Know before you go
Parking informationStreet parking available in Lynhurst Crescent
Hillingdon Trail runs through and connects Gutteridge Wood with Ten Acre Wood (to the east) and Ickenham Marsh (to the north). There is a boardwalk in places.
The entrance from the west is in Lynhurst Crescent, while from the east the entrance is via the Hillingdon Path or Charville Lane. The U2 bus stops in Windsor Avenue or Ryefield Avenue, while the U7 stops in Charville Lane. Hillingdon (Piccadilly line) is the nearest station, about 12 minutes’ walk to Gutteridge Wood.
Gates and barriers excluding illegal motorcycles from using the Hillingdon Trail means the site is inaccessible to wheelchairs. The main path is well surfaced and there is a boardwalk in places, but other parts can be muddy. Parking’s available in Charville Lane and there’s limited parking in Lynhurst Crescent.
When to visit
Opening timesOpen at all times
Best time to visitApril to July, September to November
About the reserve
Gutteridge Wood in Hillingdon sits in an area of traditional countryside character, where ancient woodland and wildflower meadows meet. This part of the Yeading Brook Valley is a haven for birds. Oak and hazel coppice woodland bursts to life each spring with a blanket of bluebells. Wildflowers and grasses dominate the meadows, hosting an array of insect life.
A visit to Gutteridge Wood can form part of a day out to three adjacent nature reserves - Ten Acre Wood joins immediately to the south and Yeading Brook Meadows is another short walk beyond it.
History of Gutteridge Wood
The woodland is ancient and has been standing here for many hundreds of years; it was once called Great Ditch Wood. A dedicated volunteer group have worked tirelessly to conserve this area for 30 years and persuaded landowner Hillingdon Council to designate Gutteridge Wood as part of Yeading Woods Local Nature Reserve in 1990, which also includes adjacent Ten Acre Wood.

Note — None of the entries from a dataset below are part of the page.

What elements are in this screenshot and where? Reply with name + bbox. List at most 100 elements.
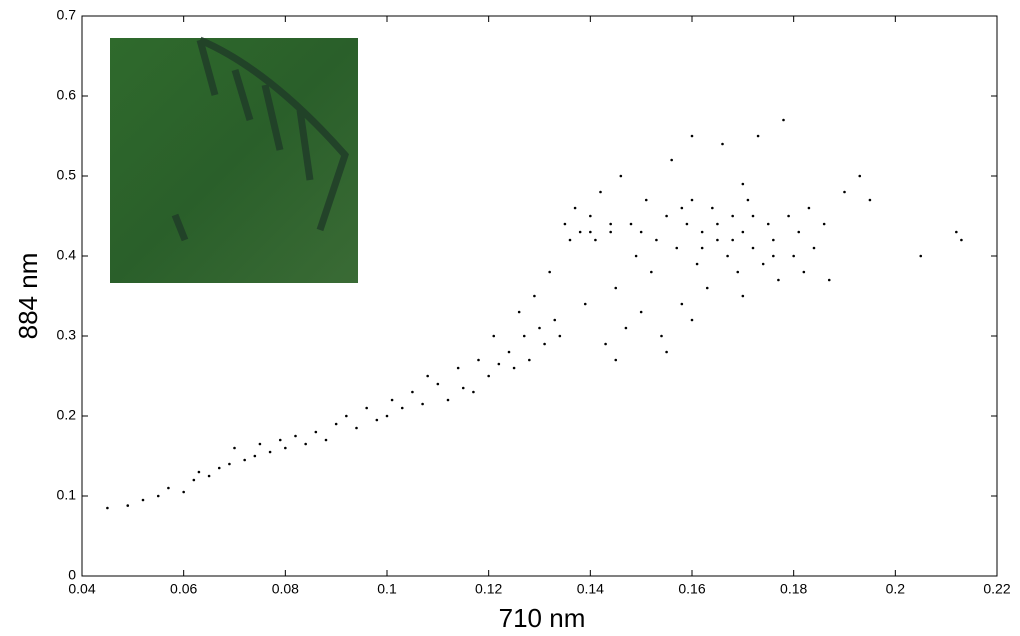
point xyxy=(207,474,211,478)
point xyxy=(919,254,923,258)
point xyxy=(126,504,130,507)
x-tick-label: 0.12 xyxy=(475,581,502,597)
point xyxy=(268,450,272,454)
y-axis-label: 884 nm xyxy=(13,253,43,340)
point xyxy=(243,458,246,462)
point xyxy=(192,478,196,482)
point xyxy=(487,374,490,378)
point xyxy=(782,118,785,122)
point xyxy=(690,318,694,322)
point xyxy=(548,270,551,274)
point xyxy=(639,230,643,234)
inset-image xyxy=(110,36,358,283)
point xyxy=(421,402,424,406)
point xyxy=(583,302,587,306)
point xyxy=(731,238,734,242)
point xyxy=(705,286,709,290)
point xyxy=(868,198,872,202)
y-tick-label: 0.2 xyxy=(57,407,77,423)
point xyxy=(156,494,160,498)
point xyxy=(284,446,287,450)
y-tick-label: 0.1 xyxy=(57,487,77,503)
point xyxy=(827,278,831,282)
point xyxy=(787,214,790,218)
point xyxy=(624,326,628,330)
point xyxy=(553,318,557,322)
x-tick-label: 0.04 xyxy=(68,581,95,597)
point xyxy=(253,454,257,458)
point xyxy=(741,294,745,298)
point xyxy=(955,230,958,234)
point xyxy=(731,214,734,218)
point xyxy=(751,214,755,218)
point xyxy=(629,222,633,226)
point xyxy=(700,230,704,234)
point xyxy=(756,134,760,138)
point xyxy=(512,366,516,370)
point xyxy=(822,222,826,226)
point xyxy=(797,230,801,234)
point xyxy=(609,230,612,234)
y-tick-label: 0.6 xyxy=(57,87,77,103)
plot-frame xyxy=(81,15,998,577)
point xyxy=(655,238,658,242)
point xyxy=(639,310,643,314)
point xyxy=(716,222,719,226)
point xyxy=(568,238,572,242)
point xyxy=(960,238,963,242)
point xyxy=(528,358,531,362)
point xyxy=(233,446,236,450)
point xyxy=(726,254,729,258)
point xyxy=(650,270,653,274)
point xyxy=(477,358,480,362)
y-tick-label: 0 xyxy=(68,567,76,583)
point xyxy=(858,174,862,178)
point xyxy=(604,342,607,346)
point xyxy=(680,302,684,306)
point xyxy=(614,286,618,290)
point xyxy=(772,238,775,242)
point xyxy=(751,246,755,250)
point xyxy=(385,414,389,418)
point xyxy=(690,198,694,202)
point xyxy=(680,206,684,210)
point xyxy=(375,418,379,422)
point xyxy=(365,406,368,410)
point xyxy=(721,142,724,146)
x-tick-label: 0.06 xyxy=(170,581,197,597)
point xyxy=(517,310,521,314)
point xyxy=(594,238,597,242)
point xyxy=(543,342,546,346)
point xyxy=(538,326,541,330)
point xyxy=(507,350,511,354)
point xyxy=(228,462,231,466)
x-tick-label: 0.1 xyxy=(377,581,397,597)
point xyxy=(675,246,679,250)
point xyxy=(304,442,307,446)
point xyxy=(812,246,816,250)
point xyxy=(772,254,775,258)
point xyxy=(766,222,770,226)
point xyxy=(258,442,262,446)
x-tick-label: 0.22 xyxy=(983,581,1010,597)
point xyxy=(492,334,496,338)
point xyxy=(334,422,338,426)
point xyxy=(741,182,745,186)
point xyxy=(665,214,668,218)
point xyxy=(345,414,348,418)
point xyxy=(619,174,623,178)
x-tick-label: 0.08 xyxy=(272,581,299,597)
point xyxy=(411,390,414,394)
point xyxy=(472,390,475,394)
point xyxy=(390,398,394,402)
point xyxy=(711,206,714,210)
point xyxy=(436,382,440,386)
point xyxy=(497,362,501,366)
point xyxy=(614,358,618,362)
point xyxy=(670,158,673,162)
point xyxy=(426,374,429,378)
point xyxy=(843,190,846,194)
point xyxy=(456,366,460,370)
point xyxy=(761,262,765,266)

Management of Gutteridge Wood
Work centres on expanding the area of neutral wet grassland, clearing encroaching thorny scrub and reintroducing conservation grazing. We have also undertaken river improvements along Yeading Brook, reducing shading from overhanging vegetation and creating a more natural river flow with brash berms, helping the river sustain more invertebrate and fish species.
Status of Gutteridge Wood
Within a Site of Metropolitan Importance for Nature Conservation, Local Nature Reserve, Metropolitan Green Belt.